The Risk Financing and Insurance department has published recommended contract risk management standards applicable to the various scenarios most procurement managers, contract specialists or leasing agents are likely to encounter. In general, the most fundamental risk management tool University buyers can and should employ when entering an agreement is to select and thoroughly vet their counterparty to verify they possess the necessary means and capabilities to supply the desired goods or deliver on the agreed upon scope of services.  Beyond that, individuals drafting and/or negotiating agreements should consider these attributes as standard practice for all contracts(2):

  • Agreements should not contain any limitation to, cap on, or waiver of Harvard’s right of recovery for direct or consequential losses arising out of the delivery of goods and/or services to Harvard, or which limits a provider’s liability for such losses;
  • Each agreement should contain an indemnification provision conferring indemnitor status on the provider for liability (direct, indirect, and consequential including reasonable defense costs) arising out of the delivery of the goods and/or services described in the scope of work. 
  • The provider, including all of their subcontractors, should be required to post and maintain the minimum types and amounts of commercial insurance typical for the nature of goods being provided or work described in the scope of services.

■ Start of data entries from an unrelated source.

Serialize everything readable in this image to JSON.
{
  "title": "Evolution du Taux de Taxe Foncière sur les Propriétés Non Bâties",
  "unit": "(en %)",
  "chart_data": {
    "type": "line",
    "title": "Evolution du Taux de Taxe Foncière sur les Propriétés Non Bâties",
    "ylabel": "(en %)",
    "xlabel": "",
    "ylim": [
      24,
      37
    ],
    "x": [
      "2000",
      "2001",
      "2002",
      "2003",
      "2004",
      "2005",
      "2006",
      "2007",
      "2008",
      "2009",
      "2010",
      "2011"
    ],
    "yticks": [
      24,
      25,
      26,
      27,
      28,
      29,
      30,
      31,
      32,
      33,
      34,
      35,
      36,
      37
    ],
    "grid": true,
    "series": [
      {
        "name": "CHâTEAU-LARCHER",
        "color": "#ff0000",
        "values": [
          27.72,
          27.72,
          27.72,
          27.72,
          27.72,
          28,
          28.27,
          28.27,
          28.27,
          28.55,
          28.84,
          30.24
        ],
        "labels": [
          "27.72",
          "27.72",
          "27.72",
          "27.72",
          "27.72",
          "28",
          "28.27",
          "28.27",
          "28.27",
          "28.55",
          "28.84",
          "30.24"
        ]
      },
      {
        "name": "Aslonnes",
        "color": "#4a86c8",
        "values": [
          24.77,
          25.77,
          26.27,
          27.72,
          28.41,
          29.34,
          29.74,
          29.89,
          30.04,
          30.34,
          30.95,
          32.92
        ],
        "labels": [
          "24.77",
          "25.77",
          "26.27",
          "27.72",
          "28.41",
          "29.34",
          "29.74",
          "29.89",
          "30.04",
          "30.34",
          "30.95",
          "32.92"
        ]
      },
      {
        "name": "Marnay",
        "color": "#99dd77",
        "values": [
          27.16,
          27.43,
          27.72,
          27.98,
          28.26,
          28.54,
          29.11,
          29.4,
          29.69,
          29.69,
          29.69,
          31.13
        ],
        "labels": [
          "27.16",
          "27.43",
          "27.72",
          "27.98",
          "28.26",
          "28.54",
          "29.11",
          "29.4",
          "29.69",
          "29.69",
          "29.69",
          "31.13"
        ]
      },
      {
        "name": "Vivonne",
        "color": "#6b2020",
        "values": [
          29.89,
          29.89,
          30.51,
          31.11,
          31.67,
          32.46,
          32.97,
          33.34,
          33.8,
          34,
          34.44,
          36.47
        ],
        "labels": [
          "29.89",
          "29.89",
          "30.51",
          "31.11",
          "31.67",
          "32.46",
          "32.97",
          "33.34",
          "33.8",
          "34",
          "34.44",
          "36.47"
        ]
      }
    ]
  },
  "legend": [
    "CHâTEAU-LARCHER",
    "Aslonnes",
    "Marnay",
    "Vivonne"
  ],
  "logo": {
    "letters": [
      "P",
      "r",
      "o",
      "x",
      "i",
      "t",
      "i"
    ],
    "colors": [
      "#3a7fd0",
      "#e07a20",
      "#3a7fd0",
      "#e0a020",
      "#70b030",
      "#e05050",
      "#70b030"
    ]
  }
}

The Office of the General Counsel and Office of Strategic Procurement both are experts in drafting and negotiating agreements governing an array of situations; both groups are also cognizant of the benefits of prudent risk assumption and the consequences of inadequate insurance coverages of a provider.  Utilizing either group in finalizing contract terms and conditions has two benefits: first, the procuring TUB no longer has to consult with the Risk Financing and Insurance department seeking a review/approval of particular contract wording and therefore is likely able to expedite agreement execution.  Second, each is able to, based on local business needs and risk factors, modify the standard contract risk allocation and insurance language (dealing with limitation of liability, waivers of subrogation, indemnification/hold harmless, and minimum insurance coverages) that would normally be expected to apply. 

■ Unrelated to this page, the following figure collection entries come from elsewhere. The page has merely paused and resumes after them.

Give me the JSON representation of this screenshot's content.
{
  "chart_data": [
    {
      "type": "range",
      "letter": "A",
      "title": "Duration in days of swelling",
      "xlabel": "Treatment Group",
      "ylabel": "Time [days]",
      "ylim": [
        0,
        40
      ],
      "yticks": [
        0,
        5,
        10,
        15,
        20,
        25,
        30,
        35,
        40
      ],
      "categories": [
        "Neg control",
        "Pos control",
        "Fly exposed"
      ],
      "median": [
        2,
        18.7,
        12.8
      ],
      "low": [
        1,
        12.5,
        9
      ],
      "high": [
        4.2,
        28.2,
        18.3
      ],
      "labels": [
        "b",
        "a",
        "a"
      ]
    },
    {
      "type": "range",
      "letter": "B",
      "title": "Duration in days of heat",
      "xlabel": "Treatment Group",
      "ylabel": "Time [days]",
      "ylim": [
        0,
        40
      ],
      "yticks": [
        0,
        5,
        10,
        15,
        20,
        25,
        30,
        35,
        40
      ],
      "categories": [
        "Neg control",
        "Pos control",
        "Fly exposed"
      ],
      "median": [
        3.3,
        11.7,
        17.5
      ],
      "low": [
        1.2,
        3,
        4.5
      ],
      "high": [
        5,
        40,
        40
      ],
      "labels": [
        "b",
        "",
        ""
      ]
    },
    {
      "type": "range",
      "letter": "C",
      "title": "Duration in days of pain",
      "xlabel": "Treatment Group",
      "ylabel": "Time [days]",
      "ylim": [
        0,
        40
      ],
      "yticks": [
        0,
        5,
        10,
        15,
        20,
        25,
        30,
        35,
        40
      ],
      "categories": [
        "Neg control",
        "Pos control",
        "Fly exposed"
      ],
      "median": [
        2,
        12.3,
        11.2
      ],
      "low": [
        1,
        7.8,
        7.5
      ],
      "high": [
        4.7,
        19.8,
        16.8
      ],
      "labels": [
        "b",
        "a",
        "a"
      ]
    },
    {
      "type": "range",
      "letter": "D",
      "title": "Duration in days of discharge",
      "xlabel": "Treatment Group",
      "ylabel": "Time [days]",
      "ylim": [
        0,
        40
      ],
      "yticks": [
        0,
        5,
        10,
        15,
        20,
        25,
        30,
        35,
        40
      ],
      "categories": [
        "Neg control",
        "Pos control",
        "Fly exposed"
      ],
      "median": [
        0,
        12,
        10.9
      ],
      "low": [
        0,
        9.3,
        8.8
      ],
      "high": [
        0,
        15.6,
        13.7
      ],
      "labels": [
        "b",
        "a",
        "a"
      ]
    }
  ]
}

Failure of a buyer to solicit and implement guidance from either group or otherwise adhere to the contract risk management standards and practices presented herein exposes the University collectively and their individual academic or administrative unit to potentially significant financial loss.  Although Harvard maintains its own programs of insurance, there are certain types and portions of losses that Harvard can’t or does not insure against.  As such, for liabilities arising from a provider agreement that were magnified by allowing less stringent terms than those recommended above, the responsible TUB will absorb the increased financial consequences imposed on the University for the portion of a loss that would have been recoverable from the provider if the applicable standards and practices had been followed

While the Risk Financing and Insurance department remains available to any University department or affiliate for a consultation to assist with risk analysis efforts and advising on appropriate risk financing solutions, we strongly urge any group looking for specific guidance on contract language allocating (assumption/transfer and minimum insurance wording) risk contact OGC or Strategic Procurement for help.  As of April 2015, the Risk Financing and Insurance department will no longer be evaluating these aspects of any vendor, independent contractor or consultant agreements, instead will refer all such inquires to the OGC or Strategic Procurement for incorporating of the noted risk and insurance standards.


(1) while similar requirements exist in many non-US jurisdictions, subtle differences in local laws and legal environment can create unintended impacts on contractual terms.  Qualified legal counsel with a working knowledge of local conditions and business practices should always be consulted before entering into contracts outside the United States

(2) not applicable to construction agreements on capital projects; see HPPM/CAPS website for model agreements reflecting standard practices applicable to capital projects.